Postby Chris » Tue Jan 31, 2012 12:01 am

gejyspa wrote:But I still challenge you, as I've said before, to explain away the revelation at Sinai. What happened there? Nothing? It was suddenly made up, 500 years later, with the claim that your parents told you that their parents told them that it their parents told them... that it happened, because they witnessed it?

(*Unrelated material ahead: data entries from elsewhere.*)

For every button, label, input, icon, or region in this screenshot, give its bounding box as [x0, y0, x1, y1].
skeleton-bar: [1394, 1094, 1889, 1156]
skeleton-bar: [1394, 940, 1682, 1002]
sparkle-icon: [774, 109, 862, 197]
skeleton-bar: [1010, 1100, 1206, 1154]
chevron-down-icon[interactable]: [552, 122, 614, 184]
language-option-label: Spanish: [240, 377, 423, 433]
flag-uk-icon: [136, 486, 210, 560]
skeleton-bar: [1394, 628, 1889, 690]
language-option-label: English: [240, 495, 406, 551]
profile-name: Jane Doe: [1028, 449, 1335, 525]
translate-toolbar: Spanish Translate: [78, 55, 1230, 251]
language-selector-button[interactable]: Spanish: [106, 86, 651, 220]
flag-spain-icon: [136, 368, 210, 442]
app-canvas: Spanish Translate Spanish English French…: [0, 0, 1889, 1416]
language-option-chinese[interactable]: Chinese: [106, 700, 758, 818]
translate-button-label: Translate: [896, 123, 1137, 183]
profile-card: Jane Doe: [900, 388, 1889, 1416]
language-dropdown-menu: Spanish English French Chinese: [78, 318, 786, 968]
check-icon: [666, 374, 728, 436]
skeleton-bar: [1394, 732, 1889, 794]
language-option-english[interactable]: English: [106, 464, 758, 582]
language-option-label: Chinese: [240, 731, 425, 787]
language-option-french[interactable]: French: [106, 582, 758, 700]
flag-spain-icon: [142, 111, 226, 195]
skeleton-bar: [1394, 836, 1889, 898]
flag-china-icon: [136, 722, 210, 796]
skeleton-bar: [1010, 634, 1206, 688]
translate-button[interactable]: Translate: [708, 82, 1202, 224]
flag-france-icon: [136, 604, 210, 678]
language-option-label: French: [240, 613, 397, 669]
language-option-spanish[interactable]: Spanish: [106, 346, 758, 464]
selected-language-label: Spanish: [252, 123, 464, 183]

How do you bootstrap that at any time subsequent to the supposed time? (Remember, we're not leaning on a someone's word of a far-distant event that they put down in a book, like with Xenu, but with a simultaneous claim passed down by oral family histories). Write me a book that says something happened 500 years ago, and I may not be able to refute it, but write me a book that says that something happened 500 years ago AND says that my father told me happened, and that's falsifiable.

What do you find persuasive about that story? According to Exodus, the events didn't seem to make a lasting impression. Days later, while Moses was up on the mountain, the people made a calf idol. After meeting Yahweh, they made a calf. Is that what they saw? Or was it the fire and smoke that is impressive?

Yahweh told Moses that this encounter is supposed to be a solid foundation, so no one has to take Moses' word alone for everything. But it seems not to have worked. Moses must rally his supporters and slaughter the others. The story seems to tell, not of unity as the result of a supernatural encounter, but rather of unity achieved through killing those who disagreed with Moses.

Where is Mount Sinai? Where is the archaeological evidence of anything uniquely non-natural from that story? We found Troy. We find evidence of what people ate and how they lived millions of years ago. We know how the solar system formed and the Big Bang. Lack of physical evidence is not a conclusive rebuttal, but it should be an embarrassment to those who believe that the stories' supernatural elements happened exactly as they are written.